Pretend that Jason Bourne is a professor / historian instead of super spy and you’ve basically got the setup for this movie. Inferno is the sequel to Angels and Demons, which was the sequel to the Da Vinci Code but the first thing I’ll flag is you don’t have to have seen the others for this film, as in the first act the slate is wiped clean, when Tom Hanks’ Robert Langdon is hit with a severe case of amnesia. And after watching Inferno, I almost wish I were too.

It hurts to type this, as Ron Howard is one of my favourite directors, and overall the movie isn’t too bad, it just falls below the par of the previous instalments. Points, however for each sequel being unique and self contained, but still very idiosyncratically a Dan Brown Novel film.

When Robert Langdon wakes in a hospital bed, confused and with a head trauma, he meets Sierra, played by Felicity Jones who is the treating doctor. It isn’t long into their conversation that a hit-woman posing as a police officer barges into his room in an attempt on his life. What follows from here is a cat and mouse two-hour chase scene across Italy and Turkey. Langdon must retrace his steps with Sierra and ultimately tackle his biggest puzzle thus far – his own memory. Simultaneously dodging local police, an underground (and evil) spy consortium and of all people; the World Health Organization.

Why the W.H.O you ask? Well our McGuffin for the film is a virus, created by a James Bond villain version of Elon Musk, who is obsessed with culling the Earth’s population. Through twists and clues, he maps out where the device is – but of course only the symbols expert Robert Langdon can decipher it, who at this point is struggling to even remember what coffee is, let alone decoding an edited painting of Dante’s Inferno – an apt metaphor for a ‘baddie’ whose intent on creating ‘hell on earth.’

What keeps the film interesting is the pacing and audience manipulation, genuine plot swerves and misdirection, as well as clever shooting and proper spy thriller tropes throughout. What makes the film lackluster is a poor supporting cast, below average character development and overall not delivering like the previous movies – even Hans Zimmer seems to have phoned in the soundtrack on this one.

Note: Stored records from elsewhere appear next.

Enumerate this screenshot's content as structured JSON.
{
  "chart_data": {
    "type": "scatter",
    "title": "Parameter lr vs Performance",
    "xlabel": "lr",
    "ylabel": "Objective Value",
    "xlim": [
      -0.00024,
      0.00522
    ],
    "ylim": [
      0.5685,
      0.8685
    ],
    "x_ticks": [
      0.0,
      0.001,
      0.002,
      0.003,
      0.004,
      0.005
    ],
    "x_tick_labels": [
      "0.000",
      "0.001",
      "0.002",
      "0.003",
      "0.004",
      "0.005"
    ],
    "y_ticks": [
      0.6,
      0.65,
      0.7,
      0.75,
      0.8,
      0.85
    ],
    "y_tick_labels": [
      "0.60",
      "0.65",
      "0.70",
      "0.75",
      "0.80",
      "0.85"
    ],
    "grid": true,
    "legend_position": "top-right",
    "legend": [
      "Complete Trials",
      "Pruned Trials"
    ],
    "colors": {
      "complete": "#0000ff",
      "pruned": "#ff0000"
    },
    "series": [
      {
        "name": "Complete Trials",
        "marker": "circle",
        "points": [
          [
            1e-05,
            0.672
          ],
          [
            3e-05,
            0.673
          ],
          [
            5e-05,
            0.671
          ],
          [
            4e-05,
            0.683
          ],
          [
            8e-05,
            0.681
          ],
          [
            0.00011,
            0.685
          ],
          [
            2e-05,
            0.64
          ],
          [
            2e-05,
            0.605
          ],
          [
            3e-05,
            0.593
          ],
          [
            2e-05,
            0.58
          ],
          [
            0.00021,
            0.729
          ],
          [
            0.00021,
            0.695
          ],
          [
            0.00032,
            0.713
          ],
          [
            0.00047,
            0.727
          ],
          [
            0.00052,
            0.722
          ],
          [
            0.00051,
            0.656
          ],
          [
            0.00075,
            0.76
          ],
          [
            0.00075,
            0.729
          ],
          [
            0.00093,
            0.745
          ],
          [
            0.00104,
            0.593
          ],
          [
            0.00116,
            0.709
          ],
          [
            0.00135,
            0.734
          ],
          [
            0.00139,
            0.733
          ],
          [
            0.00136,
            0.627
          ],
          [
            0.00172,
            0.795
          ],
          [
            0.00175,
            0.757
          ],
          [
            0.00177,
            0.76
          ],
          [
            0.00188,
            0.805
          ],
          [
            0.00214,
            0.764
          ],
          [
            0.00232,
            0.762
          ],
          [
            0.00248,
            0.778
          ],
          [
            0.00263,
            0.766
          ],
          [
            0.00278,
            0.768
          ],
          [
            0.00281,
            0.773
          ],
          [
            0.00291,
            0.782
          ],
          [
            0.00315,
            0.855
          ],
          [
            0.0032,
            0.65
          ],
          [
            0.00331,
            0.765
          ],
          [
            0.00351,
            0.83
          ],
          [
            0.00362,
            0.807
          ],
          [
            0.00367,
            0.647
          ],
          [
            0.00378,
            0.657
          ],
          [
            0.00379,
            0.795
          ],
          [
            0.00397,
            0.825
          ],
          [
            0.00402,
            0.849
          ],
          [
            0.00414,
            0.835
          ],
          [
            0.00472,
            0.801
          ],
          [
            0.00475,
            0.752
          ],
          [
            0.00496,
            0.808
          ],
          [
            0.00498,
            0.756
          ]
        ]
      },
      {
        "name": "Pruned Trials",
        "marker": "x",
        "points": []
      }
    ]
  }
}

It is still a stimulating story, with legitimate twists and an unconventional structure, and the villain’s machination is cool (albeit his motivations which sink in, overpopulation is a serious real-world problem) but trying to keep up with the story is a challenge, where you have characters who start good, turn bad, then good again, others who are bad and turn good, another who is good and turns bad, and Inferno itself, which at points takes turns at being both good and bad, but lingers more on the latter.